The mural fills most of the east-facing, 80-foot by 15.5-foot wall of the building at 7115 W. Eight Mile Road. The structure is currently undergoing a complete gutting and renovation by owner Ramiz Almass, who owns the Fresh Fish House chain.
The work mixes black spray paint with colorful swatches of exterior paint that convey energy and dynamism, pattern, creation, melody and musicality. The latter is a hat-tip to the proximity to Baker’s Keyboard Lounge just a couple blocks away.
“That’s the oldest jazz club in the world, so I think that’s very important to use in the piece,” Okoye said.

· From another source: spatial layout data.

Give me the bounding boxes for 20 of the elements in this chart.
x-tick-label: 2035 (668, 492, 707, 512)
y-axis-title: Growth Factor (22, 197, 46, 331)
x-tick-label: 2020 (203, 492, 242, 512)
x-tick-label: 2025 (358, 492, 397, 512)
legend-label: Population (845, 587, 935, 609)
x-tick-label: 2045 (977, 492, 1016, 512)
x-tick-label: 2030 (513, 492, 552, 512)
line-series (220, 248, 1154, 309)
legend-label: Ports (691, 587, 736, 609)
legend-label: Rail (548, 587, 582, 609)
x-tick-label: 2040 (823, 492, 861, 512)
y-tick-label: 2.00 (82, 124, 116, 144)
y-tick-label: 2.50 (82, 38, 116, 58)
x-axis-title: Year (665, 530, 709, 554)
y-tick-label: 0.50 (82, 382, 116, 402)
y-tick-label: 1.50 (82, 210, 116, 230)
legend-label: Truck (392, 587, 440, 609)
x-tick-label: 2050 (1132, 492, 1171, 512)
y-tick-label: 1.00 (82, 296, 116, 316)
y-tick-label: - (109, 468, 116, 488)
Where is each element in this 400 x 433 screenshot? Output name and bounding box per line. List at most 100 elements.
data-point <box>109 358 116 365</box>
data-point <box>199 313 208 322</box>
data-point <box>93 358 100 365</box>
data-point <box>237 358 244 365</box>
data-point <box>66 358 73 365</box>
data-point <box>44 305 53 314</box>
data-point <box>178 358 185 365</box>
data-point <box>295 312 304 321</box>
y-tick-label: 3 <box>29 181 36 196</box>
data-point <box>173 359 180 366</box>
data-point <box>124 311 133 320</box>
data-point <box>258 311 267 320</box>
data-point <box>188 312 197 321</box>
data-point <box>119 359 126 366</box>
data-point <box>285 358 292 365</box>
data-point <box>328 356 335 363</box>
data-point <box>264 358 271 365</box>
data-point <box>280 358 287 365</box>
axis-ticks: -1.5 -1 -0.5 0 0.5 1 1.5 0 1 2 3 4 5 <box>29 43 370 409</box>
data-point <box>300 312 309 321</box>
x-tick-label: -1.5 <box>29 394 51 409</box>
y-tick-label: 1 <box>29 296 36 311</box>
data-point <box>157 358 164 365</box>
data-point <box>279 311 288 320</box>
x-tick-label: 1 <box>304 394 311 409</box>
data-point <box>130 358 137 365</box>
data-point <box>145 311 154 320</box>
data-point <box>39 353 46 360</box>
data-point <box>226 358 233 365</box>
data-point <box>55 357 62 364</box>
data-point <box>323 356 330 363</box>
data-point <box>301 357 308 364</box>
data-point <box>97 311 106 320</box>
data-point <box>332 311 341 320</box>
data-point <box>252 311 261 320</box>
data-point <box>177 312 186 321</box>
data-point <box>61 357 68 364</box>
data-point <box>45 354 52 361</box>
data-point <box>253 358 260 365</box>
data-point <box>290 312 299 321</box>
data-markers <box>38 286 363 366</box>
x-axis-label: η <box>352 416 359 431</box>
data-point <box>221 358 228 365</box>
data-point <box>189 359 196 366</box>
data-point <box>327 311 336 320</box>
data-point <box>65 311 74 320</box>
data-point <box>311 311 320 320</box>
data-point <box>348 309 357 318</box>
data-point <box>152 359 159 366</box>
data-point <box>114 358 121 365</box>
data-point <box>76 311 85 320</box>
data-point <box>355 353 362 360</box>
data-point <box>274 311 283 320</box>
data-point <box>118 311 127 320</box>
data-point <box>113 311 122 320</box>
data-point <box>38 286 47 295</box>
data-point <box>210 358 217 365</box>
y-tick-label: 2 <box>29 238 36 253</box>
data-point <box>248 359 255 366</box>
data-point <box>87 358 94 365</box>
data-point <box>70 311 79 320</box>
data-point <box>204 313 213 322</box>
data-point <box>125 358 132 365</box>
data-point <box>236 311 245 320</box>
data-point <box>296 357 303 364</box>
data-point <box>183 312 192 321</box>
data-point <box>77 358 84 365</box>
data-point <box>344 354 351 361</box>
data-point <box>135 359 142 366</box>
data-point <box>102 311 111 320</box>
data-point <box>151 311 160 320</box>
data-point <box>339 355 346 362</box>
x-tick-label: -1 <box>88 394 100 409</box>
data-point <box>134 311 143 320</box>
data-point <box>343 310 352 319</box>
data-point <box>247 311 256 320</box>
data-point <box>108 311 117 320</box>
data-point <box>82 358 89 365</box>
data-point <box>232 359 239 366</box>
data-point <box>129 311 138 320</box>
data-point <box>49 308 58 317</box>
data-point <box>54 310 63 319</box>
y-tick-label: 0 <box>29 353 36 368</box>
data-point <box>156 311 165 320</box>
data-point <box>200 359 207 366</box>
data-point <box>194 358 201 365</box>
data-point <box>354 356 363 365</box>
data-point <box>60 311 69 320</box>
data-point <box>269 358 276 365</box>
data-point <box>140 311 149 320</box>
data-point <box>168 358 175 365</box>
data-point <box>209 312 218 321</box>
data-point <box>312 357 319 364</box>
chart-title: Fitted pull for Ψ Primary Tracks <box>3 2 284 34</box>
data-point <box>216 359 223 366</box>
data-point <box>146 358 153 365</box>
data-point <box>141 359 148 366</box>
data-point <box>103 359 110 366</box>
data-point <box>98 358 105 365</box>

The work was completed earlier this week with help from volunteers from Mercedes-Benz Financial Services, which made the mural possible through a $5,800 grant, and from the Eight Mile Boulevard Association, which is sponsoring the “Art on 8” program.
Okoye, who is known for his mural on the building that houses the Our/Detroit vodka micro-distillery in southwest Detroit, said this is his sixth mural, fourth in Detroit and largest outdoor mural to date.
“I think it’s beautiful,” he said. “The volunteers really got on board with it and took it over pretty much. I just pretty much got to sit back and take it all in.
“I think it looks better than it does on paper, honestly. I looks amazing.”